Pour admirer les bolides, il faut descendre au deuxième sous-sol du parking Boieldieu et pénétrer, grâce à un badge électronique, dans la zone bleue, qui sert de fourrière à la préfecture de police de Paris. Y sont stockés des dizaines de véhicules saisies par la justice. Des vieilles voitures en piteux état, des grosses berlines neuves, des buggys et même un taxi. La collection Obiang a droit à un emplacement à part. Y figurent notamment une Mercedes Maybach 62, mise à prix à seulement 40.000 euros (son toit en verre dissimulant des panneaux solaires est endommagé), deux Bentley, une Rolls Royce Phantom, une Porsche Carrera GT et une Ferrari 599 GTO.

La voiture de série « la plus rapide du monde »

Mais l’écurie recèle surtout trois joyaux: tout d’abord, une Maserati MC12 blanc nacré avec des touches de bleu, mise à prix à 400.000 euros. Lancée en 2005 au prix commercial de 750.000 euros, cette voiture de course (630 chevaux) n’a été produite qu’à 50 exemplaires dont seulement deux se trouvent en France. Ensuite, une Bugatti Veyron bleue, mise à prix à 450.000 euros alors que son prix commercial est d’1,2 million d’euros. Produite à 300 exemplaires, c’était la voiture de série la plus rapide du monde, jusqu’à ce que son record ne soit finalement plus homologué en avril dernier, avec ses 1001 chevaux sous le capot, qui permettent de dépasser les 400 km/h. Obiang, éternel insatisfait, s’est aussi offert, en 2010, la version cabriolet grand sport même s’il ne l’a pas beaucoup utilisée: son compteur n’affiche que 1289 kilomètres! Vendue dans le commerce la bagatelle d’1,7 million d’euros, la Veyron Grand Sport, produite à 150 exemplaires, se négocie d’occasion entre 0,9 et 1,2 millions et a été mise à prix, ici, à 600.000 euros.

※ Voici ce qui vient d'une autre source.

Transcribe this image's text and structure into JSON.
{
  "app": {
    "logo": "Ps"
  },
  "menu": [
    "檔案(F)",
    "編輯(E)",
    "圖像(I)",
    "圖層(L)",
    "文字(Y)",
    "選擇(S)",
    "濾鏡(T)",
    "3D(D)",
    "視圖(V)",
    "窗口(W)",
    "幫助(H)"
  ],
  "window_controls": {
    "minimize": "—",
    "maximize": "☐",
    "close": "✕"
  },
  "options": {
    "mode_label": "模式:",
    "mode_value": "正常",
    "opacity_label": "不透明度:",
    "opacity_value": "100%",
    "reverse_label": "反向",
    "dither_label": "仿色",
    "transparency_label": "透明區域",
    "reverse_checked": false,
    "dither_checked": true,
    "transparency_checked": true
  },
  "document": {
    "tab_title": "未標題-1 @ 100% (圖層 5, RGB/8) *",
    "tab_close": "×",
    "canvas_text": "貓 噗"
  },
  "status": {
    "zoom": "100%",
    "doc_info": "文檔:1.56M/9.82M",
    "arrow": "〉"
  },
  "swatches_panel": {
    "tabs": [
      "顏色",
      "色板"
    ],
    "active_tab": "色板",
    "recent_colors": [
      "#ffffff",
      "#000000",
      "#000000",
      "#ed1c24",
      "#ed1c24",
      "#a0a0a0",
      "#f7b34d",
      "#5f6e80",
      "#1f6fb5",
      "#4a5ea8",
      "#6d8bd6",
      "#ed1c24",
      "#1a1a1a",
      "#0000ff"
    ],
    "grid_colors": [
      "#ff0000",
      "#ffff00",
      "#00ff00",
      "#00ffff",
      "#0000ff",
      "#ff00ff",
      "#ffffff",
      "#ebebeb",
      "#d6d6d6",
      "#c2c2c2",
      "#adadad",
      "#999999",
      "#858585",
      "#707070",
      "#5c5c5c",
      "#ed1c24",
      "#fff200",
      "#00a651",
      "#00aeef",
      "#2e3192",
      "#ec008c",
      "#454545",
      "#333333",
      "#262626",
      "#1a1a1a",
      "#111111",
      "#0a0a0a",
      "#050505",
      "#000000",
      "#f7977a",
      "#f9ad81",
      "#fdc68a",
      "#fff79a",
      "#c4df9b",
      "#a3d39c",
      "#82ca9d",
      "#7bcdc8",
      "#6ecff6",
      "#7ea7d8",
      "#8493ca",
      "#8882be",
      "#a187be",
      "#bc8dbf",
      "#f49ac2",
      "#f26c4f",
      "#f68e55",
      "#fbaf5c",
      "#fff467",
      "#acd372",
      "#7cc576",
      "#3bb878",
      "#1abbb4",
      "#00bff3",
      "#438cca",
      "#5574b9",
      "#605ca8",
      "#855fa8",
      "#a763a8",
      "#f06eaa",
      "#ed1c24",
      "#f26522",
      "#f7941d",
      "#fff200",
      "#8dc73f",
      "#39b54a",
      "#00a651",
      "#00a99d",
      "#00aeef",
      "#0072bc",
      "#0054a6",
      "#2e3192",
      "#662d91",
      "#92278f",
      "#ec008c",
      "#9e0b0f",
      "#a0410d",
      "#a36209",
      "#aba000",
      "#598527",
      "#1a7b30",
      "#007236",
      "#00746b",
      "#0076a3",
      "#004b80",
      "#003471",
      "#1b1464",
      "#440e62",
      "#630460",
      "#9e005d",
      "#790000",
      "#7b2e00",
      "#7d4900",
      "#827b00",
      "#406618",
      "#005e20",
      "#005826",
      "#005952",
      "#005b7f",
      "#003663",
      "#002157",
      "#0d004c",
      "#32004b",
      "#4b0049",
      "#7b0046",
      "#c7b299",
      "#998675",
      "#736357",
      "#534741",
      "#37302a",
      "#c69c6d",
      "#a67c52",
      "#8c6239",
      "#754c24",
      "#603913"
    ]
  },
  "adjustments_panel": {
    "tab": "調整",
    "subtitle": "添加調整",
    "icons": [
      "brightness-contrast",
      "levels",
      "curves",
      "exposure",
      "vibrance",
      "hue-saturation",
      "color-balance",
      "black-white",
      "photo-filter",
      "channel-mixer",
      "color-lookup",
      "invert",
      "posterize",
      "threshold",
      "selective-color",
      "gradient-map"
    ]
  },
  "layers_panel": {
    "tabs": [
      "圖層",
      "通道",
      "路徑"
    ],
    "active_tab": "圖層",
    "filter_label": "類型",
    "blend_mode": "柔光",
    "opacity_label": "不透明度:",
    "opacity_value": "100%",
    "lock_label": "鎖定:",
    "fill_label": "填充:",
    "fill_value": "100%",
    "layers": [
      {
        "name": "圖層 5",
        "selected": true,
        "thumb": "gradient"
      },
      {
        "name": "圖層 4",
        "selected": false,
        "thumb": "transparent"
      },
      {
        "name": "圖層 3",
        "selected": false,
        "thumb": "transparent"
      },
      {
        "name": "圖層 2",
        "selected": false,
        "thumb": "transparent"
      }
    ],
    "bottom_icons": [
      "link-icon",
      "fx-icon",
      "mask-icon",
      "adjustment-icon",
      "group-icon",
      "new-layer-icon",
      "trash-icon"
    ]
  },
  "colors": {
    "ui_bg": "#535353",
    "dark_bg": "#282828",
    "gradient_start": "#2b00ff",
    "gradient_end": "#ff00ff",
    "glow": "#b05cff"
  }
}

Les voitures ont été saisies en septembre 2011 lors d’une perquisition spectaculaire, menée par les juges Roger Le Loire et René Grouman, dans les parkings du 42 avenue Foch. Un hôtel particulier de 101 pièces et plus de 5000 mètres carrés appartenant au fils Obiang, ministre de l’agriculture de la Guinée équatoriale. Ses achats automobiles avaient déjà été épinglés par un rapport de la direction générale des Douanes, révélant qu’il avait envoyé 26 voitures dans son pays natal, en 2009. Depuis juillet 2012, Téodorin est sous le coup d’un mandat d’arrêt international suite à la plainte de l’ONG Transparency International pour recel de détournement de fonds publics à l’encontre des clans Bongo (Gabon), Sassou Nguesso (Congo) et Obiang.

Plus de 38.000 biens saisis en 2012

« La vente est relativement exceptionnelle car ce ne sont pas des voitures vintage ou de collection mais des véhicules récents qui peuvent rouler », explique Damien Libert, le commissaire-priseur judiciaire chargé de la vente par l’Agence de gestion et de recouvrement des avoirs saisis et confisqués aux criminels. L’Agrasc a vu le jour en juillet 2010 et emploie désormais 18 salariés. Selon son rapport annuel, publié le 3 juillet, elle a saisi plus de 38.000 biens en 2012 pour un montant total de 773 millions d’euros, soit une quasi-multiplication par quatre par rapport à 2011. Le stock de l’Agrasc s’élève désormais à 980 millions d’euros, composé notamment à 41% d’immobilier, à 29% de comptes bancaires, à 11% d’assurances vie ou encore à 0,12% de véhicules.

Comme dans le cas des biens mal acquis, l’Agrasc procède parfois à la vente des biens avant que le jugement ne soit prononcé. En 2012, 1330 biens mobiliers ont ainsi été cédés avant jugement pour un montant d’1,7 million d’euros dont un semi-remorque à 60.000 euros ou une Porsche Panamera à 50.000 euros. Les criminels présumés contribuent ainsi à la réduction du déficit public: les recettes dégagées (environ 4 millions en 2012) sont reversées au budget de l’Etat, notamment à la Mission interministérielle de lutte contre la drogue et la toxicomanie.